—Order, Family Court, New York County (Sara Schechter, J.), entered on or about November 1, 1996, which, after a hearing, awarded respondent permanent custody of the parties’ child, unanimously affirmed, without costs.
While the authority of this Court in custody matters is as broad as that of the trial courts (see, Matter of Louise E. S. v W. Stephen S., 64 NY2d 946, 947), when custody determinations are addressed on appeal, the findings of the trial court are treated with great respect (Eschbach v Eschbach, 56 NY2d 167, 173; Leistner v Leistner, 137 AD2d 499, 500). The trial court is best situated to assess both the witnesses’ credibility and the parties’ respective personalities, characters and temperaments (Leistner v Leistner, supra). Therefore, where the conclusion of the trial court is supported by a sound and substantial basis in the record, it will not be disturbed (Ginsberg v Ginsberg, 164 AD2d 906, 908, lv dismissed 77 NY2d 873; Matter of Gago v Acevedo, 214 AD2d 565, lv denied 86 NY2d 706).

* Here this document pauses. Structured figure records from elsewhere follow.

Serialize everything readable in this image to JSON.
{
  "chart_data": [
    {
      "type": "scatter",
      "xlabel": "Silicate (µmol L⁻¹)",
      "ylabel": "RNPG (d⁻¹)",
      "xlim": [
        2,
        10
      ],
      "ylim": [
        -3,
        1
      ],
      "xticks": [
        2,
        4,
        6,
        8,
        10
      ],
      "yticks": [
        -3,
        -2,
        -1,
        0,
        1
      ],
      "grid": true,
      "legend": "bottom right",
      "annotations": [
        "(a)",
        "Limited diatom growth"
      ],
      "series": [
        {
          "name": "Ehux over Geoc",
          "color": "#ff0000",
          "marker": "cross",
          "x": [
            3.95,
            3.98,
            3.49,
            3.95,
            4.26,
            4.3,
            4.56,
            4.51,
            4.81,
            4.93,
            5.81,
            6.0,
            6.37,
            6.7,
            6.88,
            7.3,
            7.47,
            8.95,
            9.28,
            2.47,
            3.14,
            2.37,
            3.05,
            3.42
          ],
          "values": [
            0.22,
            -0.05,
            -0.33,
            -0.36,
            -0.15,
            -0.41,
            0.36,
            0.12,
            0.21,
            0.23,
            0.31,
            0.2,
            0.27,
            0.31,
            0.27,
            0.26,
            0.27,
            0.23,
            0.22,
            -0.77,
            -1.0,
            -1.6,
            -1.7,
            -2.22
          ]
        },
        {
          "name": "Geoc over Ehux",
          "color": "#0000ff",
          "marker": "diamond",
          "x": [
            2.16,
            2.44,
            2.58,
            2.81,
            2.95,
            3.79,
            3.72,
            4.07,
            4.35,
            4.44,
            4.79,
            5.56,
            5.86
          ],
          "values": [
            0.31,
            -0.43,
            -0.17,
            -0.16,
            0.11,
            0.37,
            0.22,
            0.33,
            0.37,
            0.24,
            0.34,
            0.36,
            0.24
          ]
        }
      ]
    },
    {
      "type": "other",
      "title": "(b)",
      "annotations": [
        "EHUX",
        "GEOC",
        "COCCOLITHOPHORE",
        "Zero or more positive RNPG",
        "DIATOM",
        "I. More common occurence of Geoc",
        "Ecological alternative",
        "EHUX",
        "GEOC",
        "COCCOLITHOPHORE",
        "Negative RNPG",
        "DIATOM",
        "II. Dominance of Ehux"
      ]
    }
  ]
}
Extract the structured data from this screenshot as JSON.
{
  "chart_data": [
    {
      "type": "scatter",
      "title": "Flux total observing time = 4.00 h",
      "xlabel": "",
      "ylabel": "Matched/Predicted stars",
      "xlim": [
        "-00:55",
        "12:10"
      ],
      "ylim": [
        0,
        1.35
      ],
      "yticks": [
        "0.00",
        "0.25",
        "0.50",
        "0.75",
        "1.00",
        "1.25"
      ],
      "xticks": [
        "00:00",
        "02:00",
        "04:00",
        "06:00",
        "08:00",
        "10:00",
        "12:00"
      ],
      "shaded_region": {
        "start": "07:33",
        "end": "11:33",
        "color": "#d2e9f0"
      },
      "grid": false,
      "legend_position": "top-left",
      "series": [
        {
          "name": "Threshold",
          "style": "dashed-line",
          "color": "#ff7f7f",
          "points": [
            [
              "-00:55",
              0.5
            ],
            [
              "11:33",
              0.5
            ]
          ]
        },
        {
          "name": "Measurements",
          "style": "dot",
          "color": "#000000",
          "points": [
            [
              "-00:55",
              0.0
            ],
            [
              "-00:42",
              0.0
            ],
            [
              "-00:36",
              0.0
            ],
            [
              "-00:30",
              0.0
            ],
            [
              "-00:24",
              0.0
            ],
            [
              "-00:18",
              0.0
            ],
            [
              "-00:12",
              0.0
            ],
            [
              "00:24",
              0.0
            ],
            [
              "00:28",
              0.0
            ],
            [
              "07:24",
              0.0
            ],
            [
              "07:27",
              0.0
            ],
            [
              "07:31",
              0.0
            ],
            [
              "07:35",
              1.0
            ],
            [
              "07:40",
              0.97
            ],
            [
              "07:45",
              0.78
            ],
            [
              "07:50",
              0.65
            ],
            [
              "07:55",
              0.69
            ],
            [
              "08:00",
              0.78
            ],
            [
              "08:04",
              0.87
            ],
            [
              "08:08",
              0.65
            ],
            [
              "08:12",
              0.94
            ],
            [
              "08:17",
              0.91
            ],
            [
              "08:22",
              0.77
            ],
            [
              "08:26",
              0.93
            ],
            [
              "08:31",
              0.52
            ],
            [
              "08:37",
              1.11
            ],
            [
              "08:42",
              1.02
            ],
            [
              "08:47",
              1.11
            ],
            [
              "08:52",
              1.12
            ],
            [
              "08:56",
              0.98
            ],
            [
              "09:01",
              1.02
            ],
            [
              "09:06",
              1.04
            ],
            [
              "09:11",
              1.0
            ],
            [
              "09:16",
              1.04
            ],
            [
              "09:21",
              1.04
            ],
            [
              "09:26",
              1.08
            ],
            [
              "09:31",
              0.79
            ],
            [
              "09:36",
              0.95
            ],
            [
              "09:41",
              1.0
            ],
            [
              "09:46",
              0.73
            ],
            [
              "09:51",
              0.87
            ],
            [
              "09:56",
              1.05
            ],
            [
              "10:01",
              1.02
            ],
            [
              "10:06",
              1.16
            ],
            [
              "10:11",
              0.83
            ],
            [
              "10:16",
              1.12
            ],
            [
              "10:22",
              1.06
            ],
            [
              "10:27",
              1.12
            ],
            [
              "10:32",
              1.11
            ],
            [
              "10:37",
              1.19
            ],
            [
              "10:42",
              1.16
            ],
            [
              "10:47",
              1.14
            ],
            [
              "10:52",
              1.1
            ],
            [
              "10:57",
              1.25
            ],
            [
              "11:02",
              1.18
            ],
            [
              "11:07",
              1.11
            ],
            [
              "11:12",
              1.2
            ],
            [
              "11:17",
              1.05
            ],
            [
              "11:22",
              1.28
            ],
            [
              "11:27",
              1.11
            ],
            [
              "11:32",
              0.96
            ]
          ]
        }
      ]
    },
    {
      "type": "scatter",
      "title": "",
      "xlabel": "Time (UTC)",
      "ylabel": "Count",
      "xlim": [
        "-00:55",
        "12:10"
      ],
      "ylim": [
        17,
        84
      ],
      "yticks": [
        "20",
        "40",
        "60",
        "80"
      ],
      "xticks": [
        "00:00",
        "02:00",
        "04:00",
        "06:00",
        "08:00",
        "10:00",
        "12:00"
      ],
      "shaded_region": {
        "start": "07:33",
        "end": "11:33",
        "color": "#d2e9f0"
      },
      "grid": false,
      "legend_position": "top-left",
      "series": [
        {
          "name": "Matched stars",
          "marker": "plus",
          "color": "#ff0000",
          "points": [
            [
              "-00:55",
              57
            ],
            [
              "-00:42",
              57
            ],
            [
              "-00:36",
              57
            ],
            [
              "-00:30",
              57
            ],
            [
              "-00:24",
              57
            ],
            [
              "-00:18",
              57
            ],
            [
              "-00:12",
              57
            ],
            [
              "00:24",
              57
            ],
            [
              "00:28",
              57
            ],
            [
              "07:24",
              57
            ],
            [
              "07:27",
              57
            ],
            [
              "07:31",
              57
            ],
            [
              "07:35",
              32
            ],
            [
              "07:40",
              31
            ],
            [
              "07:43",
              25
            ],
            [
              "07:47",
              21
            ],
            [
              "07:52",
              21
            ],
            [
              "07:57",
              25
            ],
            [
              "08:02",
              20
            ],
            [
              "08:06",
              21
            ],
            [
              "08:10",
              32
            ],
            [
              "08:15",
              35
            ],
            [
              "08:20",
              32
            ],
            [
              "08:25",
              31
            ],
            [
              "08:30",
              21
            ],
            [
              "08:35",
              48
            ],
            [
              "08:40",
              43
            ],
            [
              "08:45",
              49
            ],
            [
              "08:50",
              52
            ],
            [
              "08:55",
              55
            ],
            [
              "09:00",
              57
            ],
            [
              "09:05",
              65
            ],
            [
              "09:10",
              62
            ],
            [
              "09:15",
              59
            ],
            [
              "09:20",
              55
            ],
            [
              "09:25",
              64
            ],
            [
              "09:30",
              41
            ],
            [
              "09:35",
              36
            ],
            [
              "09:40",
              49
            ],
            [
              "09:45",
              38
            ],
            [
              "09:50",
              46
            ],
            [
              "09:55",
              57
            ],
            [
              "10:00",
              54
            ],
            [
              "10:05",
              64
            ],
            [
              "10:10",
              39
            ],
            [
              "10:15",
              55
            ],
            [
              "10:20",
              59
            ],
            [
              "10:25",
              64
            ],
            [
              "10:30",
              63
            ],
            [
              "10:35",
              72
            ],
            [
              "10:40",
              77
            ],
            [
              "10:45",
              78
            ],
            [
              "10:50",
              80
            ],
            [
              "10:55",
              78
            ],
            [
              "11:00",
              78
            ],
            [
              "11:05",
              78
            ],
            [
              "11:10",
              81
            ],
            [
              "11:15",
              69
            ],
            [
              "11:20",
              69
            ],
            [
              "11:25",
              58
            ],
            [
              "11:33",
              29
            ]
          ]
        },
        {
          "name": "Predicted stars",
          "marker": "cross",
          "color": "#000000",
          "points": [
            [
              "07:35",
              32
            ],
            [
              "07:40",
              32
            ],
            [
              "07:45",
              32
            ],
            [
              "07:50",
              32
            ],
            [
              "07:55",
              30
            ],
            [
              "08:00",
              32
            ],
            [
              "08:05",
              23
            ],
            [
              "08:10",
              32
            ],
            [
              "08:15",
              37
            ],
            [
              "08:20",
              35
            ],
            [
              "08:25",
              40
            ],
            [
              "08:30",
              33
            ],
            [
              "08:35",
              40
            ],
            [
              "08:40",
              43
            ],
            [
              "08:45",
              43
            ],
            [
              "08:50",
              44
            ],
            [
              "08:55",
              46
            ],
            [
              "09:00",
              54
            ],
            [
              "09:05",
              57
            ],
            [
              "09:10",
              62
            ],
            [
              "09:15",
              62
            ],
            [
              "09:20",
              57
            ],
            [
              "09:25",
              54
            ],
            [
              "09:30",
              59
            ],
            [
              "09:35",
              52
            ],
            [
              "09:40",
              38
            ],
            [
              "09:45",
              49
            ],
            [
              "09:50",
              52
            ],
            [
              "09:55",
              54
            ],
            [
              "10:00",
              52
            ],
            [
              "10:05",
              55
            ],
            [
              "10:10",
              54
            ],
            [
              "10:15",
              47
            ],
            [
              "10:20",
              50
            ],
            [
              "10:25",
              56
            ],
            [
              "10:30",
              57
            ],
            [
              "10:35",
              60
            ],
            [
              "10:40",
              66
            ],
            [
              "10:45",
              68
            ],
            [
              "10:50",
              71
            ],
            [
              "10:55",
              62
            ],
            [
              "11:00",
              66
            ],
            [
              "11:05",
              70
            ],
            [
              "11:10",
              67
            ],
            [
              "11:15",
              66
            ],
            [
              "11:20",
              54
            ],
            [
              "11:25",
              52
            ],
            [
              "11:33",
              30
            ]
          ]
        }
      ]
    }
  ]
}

*179The Family Court’s determination appropriately considered the factors bearing upon the issue of custody, including evidence of a strong bond between the child and her half-siblings through respondent, and the recommendation of a psychologist retained by the child’s Law Guardian who emphasized the need for continuity of the home environment where the child has thrived (see, Eschbach v Eschbach, supra, at 173-174). The evidence showed that the respondent mother is a competent and decent parent, attuned and attached to her child.
We take note, however, of the disturbing evidence that the respondent mother initially failed to recognize the importance of the petitioner father’s role in their child’s life and the potential effects of his absence. Of similar concern is the showing that respondent did nothing to encourage any of her other children to have relationships with their fathers.
The mother should be aware that a change of custody is appropriate if her conduct as custodial parent deliberately frustrates, denies, or interferes with the other parent’s visitation rights (Chapin v Chapin, 184 AD2d 1082; Ginsberg v Ginsberg, supra). “Interference with the relationship between a child and a noncustodial parent by the custodial parent is an act so inconsistent with the best interests of the child that it raises, by itself, a strong probability that the offending party is unfit to act as a custodial parent” (Matter of Gago v Acevedo, supra, at 566; see, Leistner v Leistner, supra, at 500). Concur— Lerner, P. J., Sullivan, Nardelli, Rubin and Saxe, JJ.